While agreeing this is a time for self-reflection by business educators, Prof Woo, like many heads of MBA programmes in Britain and America, believe that the association between business education and the crisis is dangerously over-generalized.
“Many responsible parties do not have MBAs,” she says. “Conversely, many MBAs populate highly successful and complex companies which create both economic and social value. “
“Having noted the above, this is definitely an opportunity for business schools to do more to make ethical thinking part of the fabric of their curriculum.”
Employers and recruiters agree that the MBA remains a highly regarded qualification and can certainly open up career opportunities for professionals, however, they say that they are now looking for more than just a qualification.
Phil Sheridan, UK Managing Director of Robert Half, a leading recruitment company for the financial sector, says: “Clearly, the technical aspects of finance are important, but for our clients, their focus is on bringing in great performers who can hit the ground running, and really show how they can deliver measurable value like identifying tangible savings or streamlining processes to cut costs.”
“In this market, it’s about the pound, shilling and pence savings you deliver, not theory.”
For many top universities in Europe and America, business education is the goose that keeps on laying golden eggs.
Recovery
Admission tutors in many top business schools confirm they are already witnessing a surge in applications, as diminished job prospects force many to get new skills.
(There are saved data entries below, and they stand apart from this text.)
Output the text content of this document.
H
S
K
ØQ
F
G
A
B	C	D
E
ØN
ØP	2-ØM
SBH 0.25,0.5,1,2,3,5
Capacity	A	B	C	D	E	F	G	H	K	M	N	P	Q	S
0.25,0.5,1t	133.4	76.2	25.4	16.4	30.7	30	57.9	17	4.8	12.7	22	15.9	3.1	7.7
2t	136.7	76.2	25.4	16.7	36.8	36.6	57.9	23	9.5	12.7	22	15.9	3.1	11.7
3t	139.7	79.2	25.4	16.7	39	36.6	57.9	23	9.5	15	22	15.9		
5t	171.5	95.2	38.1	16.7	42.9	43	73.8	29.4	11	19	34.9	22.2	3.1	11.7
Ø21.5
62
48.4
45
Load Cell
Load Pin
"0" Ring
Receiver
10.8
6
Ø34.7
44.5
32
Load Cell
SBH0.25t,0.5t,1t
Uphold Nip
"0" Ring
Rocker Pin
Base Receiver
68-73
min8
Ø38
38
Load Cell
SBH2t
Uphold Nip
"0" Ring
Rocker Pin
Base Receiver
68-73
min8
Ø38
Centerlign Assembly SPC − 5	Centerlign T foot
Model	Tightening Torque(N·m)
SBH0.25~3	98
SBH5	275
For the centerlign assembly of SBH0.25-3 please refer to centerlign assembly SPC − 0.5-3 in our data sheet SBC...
In addition, MBA programmes are less expensive to run than other postgraduate courses that demand state-of-the-art laboratories.
These students are also more likely to be matured, wealthier and make less demand on university resources.
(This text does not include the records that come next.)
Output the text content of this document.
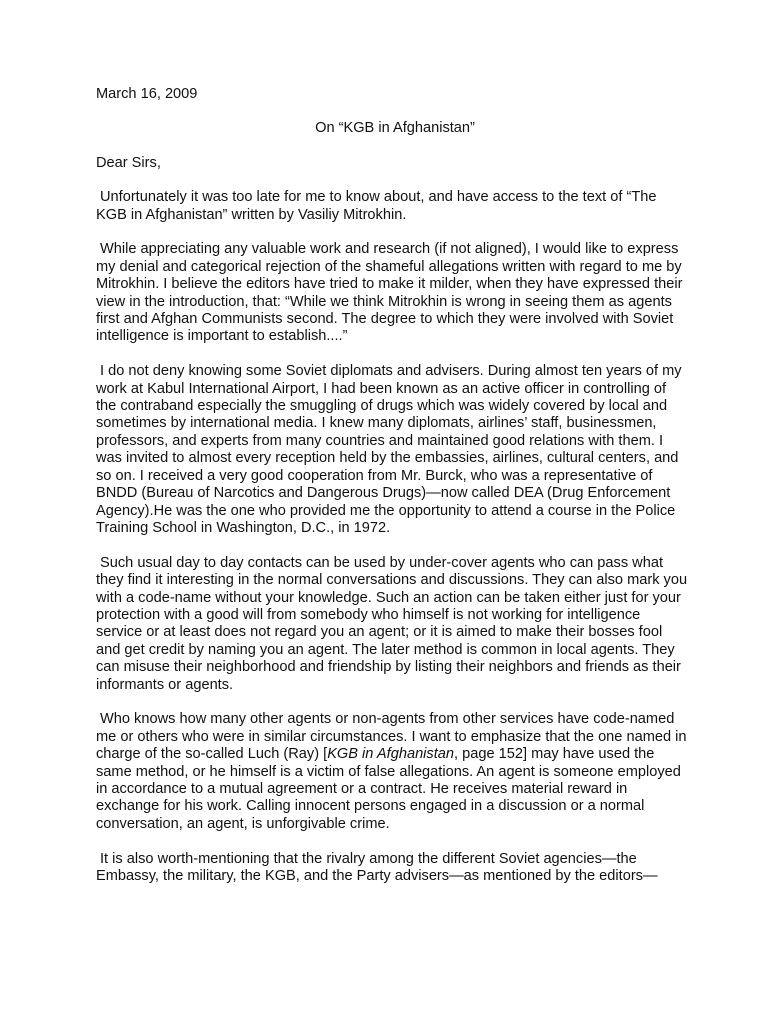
March 16, 2009

On “KGB in Afghanistan”

Dear Sirs,

Unfortunately it was too late for me to know about, and have access to the text of “The KGB in Afghanistan” written by Vasiliy Mitrokhin.

While appreciating any valuable work and research (if not aligned), I would like to express my denial and categorical rejection of the shameful allegations written with regard to me by Mitrokhin. I believe the editors have tried to make it milder, when they have expressed their view in the introduction, that: “While we think Mitrokhin is wrong in seeing them as agents first and Afghan Communists second. The degree to which they were involved with Soviet intelligence is important to establish....”

I do not deny knowing some Soviet diplomats and advisers. During almost ten years of my work at Kabul International Airport, I had been known as an active officer in controlling of the contraband especially the smuggling of drugs which was widely covered by local and sometimes by international media. I knew many diplomats, airlines’ staff, businessmen, professors, and experts from many countries and maintained good relations with them. I was invited to almost every reception held by the embassies, airlines, cultural centers, and so on. I received a very good cooperation from Mr. Burck, who was a representative of BNDD (Bureau of Narcotics and Dangerous Drugs)—now called DEA (Drug Enforcement Agency).He was the one who provided me the opportunity to attend a course in the Police Training School in Washington, D.C., in 1972.

Such usual day to day contacts can be used by under-cover agents who can pass what they find it interesting in the normal conversations and discussions. They can also mark you with a code-name without your knowledge. Such an action can be taken either just for your protection with a good will from somebody who himself is not working for intelligence service or at least does not regard you an agent; or it is aimed to make their bosses fool and get credit by naming you an agent. The later method is common in local agents. They can misuse their neighborhood and friendship by listing their neighbors and friends as their informants or agents.

Who knows how many other agents or non-agents from other services have code-named me or others who were in similar circumstances. I want to emphasize that the one named in charge of the so-called Luch (Ray) [KGB in Afghanistan, page 152] may have used the same method, or he himself is a victim of false allegations. An agent is someone employed in accordance to a mutual agreement or a contract. He receives material reward in exchange for his work. Calling innocent persons engaged in a discussion or a normal conversation, an agent, is unforgivable crime.

It is also worth-mentioning that the rivalry among the different Soviet agencies—the Embassy, the military, the KGB, and the Party advisers—as mentioned by the editors—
Tuition fees for a course in Britain can be as much as £64,000, and business schools’ alumni tend to be big donors to their alma mater.
In recent years, critics have been warning of an endemic culture of cheating among MBA students, which they attributed to a growing list of corporate ethics scandals.
A 2006 study of cheating among US graduates, published in the journal Academy of Management Learning & Education, found that 56% of all MBA students cheated regularly – more than in any other discipline.
The study also suggested that business students are also more likely to find out about a test from a fellow student who had taken it.
Both Yale and Notre Dame business schools say they initiated change long before the current crisis unfolded, by incorporating ethics in the core as well as driving ethics discussion across the curricula.
In Britain, the Association of Business Schools, which represents more than 100 institutions in the UK, says in 2004, it became a partner in the UK Government’s Corporate Social Responsibility Academy.
This, the organisation points out, further embedded social, environmental and ethical considerations into the delivery of courses among its members.
Business educators agree it is important that ethics are not an appendage in the margin but are built into the curricula.
And students, they say, need to be “dyed-in-the-wool ethicists.”
Chris McKenna, director of MBA at Oxford University’s Said Business School, says the curriculum is now being reviewed.
“We are collecting records from failed institutions and holding public discussions, and talking to executives about this failure.
“We want to help people understand what happened in and outside the classroom.”